The Data Dilemma: Part 1

A growing data dilemma is brewing. Businesses are caught between the need to have data available to improve the business and the need to keep that data private—and not only private, but secure, nonvolatile, protected, and available. At the same time, our data is neither invulnerable, nor, apparently, private. Organizations that collect data cannot keep that data safe, hence the dilemma. “Safe” means many things, but for the first part of this series, we use the word to mean “at low risk of being damaged by malware, ransomware, or exfiltration by bad actors.” However, this is at odds with even collecting the data in the first place.

The bad actors of the world are not looking to destroy corporate data; they really want it for themselves or to make it impossible for you to use. Now, think about this: why are people subject to attack? There are usually a few reasons, and understanding those reasons leads us to the data dilemma.

Espionage (corporate, nation-state, etc.)
Money (ransomware, etc.)
Activism (cause, expose data)
Havoc (ransomware with no keys)

Depending on the reason for the attack, the bad actor may gain access to your data. Can you keep your data safe? At low risk? What is the solution?
This is the real question. Many folks will say that we need to encrypt our data end-to-end. However, laws are being passed that no longer allow end-to-end encryption for messages, etc. Most pieces of IoT data are passed via messages. Do these laws apply to that type of message as well? We do not know the answer. However, my guess is that any encrypted network, regardless of use, will be under fire. That issue aside, how can we make our data low risk?
One of the myriad Twitter statements that came out of DEF CON this year struck me as interesting and useful.

If you do not want to lose your data, do not collect it.

Collecting data implies storing it somewhere for long term. This does not apply to short-term use, say one day only. In many systems, there are vast quantities of transient data. Transient data that can be staggering in size. Data we do not collect. Many companies dealing with billions of transactions per day may choose not to store the transient data. Some companies have chosen not to keep data unrelated to financial data for more than its needed time frame. Yes, they throw out more data at the end of the day than they keep. These companies have decided they do not need it for the business at all. They do need the data for some aspect of the daily transactions, but they use microservices to do analysis as it comes in. They do this perhaps at most on an hourly schedule, then toss the data when done.
The ability to not collect data could be a savvy data management solution, as long as the data is:

not needed to recreate the business
unnecessary to recreate the financial information
not highly regulated
truly transient data

Could these companies do more with their data? Probably, but they have chosen not to do anything with it outside of their limited scope. They have chosen not to save, store, or otherwise be burdened with a large data management problem. It is a burden for some; storing data is not cheap. What they do store is sufficient.

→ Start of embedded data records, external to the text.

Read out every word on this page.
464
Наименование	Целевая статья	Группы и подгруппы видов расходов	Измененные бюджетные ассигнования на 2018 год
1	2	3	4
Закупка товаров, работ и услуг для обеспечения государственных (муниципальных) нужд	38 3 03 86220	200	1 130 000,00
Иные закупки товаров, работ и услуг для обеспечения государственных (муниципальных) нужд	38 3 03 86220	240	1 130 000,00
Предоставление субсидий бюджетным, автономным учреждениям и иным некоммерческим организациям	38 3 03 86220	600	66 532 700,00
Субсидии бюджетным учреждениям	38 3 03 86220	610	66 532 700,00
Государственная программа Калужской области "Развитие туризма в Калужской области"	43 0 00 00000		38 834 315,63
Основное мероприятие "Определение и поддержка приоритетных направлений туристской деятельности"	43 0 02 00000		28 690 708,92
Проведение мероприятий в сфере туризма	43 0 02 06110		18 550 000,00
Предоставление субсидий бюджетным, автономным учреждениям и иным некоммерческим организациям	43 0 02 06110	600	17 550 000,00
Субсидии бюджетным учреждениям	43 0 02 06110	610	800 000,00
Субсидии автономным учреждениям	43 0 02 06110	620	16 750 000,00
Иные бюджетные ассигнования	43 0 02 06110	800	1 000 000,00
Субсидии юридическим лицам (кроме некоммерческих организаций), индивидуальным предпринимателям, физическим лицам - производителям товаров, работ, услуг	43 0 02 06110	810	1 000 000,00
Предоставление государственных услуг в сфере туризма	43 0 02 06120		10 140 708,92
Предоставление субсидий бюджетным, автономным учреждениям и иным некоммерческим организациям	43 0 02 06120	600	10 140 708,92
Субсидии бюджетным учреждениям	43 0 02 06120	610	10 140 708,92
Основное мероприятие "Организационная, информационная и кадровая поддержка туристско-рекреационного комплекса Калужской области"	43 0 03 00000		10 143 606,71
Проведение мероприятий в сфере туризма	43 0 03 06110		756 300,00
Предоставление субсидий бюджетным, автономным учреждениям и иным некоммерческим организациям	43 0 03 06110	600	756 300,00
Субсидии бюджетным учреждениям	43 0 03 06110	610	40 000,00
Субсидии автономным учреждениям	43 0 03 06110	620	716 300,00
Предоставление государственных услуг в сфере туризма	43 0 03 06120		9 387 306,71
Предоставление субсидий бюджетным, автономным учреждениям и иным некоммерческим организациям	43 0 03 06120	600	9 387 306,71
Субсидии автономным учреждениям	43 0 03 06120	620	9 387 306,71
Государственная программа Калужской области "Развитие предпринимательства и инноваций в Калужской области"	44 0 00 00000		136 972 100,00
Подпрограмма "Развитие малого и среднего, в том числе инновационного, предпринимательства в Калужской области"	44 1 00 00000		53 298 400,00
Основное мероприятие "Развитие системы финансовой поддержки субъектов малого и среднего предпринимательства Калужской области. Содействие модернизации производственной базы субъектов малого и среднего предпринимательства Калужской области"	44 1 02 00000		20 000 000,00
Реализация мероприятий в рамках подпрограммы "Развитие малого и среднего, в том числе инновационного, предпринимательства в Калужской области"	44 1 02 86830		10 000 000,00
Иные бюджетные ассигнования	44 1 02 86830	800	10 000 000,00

Should this be the goal of any organization? Perhaps. It truly depends on the application. However, since these companies do not store data for more than a day, they have limited their need for expensive storage systems and can concentrate on managing their data.
This is the crux of the matter. They do not worry about storage; they worry about their data. Since they have cut their data down to size, it has become quite manageable. Are we storing transient data—data we do not use, and data we may never use—in hopes that one day we can glean just one more iota of information out of it?
We are being inundated with data, and the surest way to protect data is not to collect it, but to manage it, either with short retention schedules or by making some business decisions. Business decisions are now important to make. We are not talking about storage subsystems, but data management systems that include the ability to retain data, dump data, transform our data (encrypt, redact, etc.) and apply policy.
This is our data dilemma: do we collect or manage? How?
Where are you on the data management path?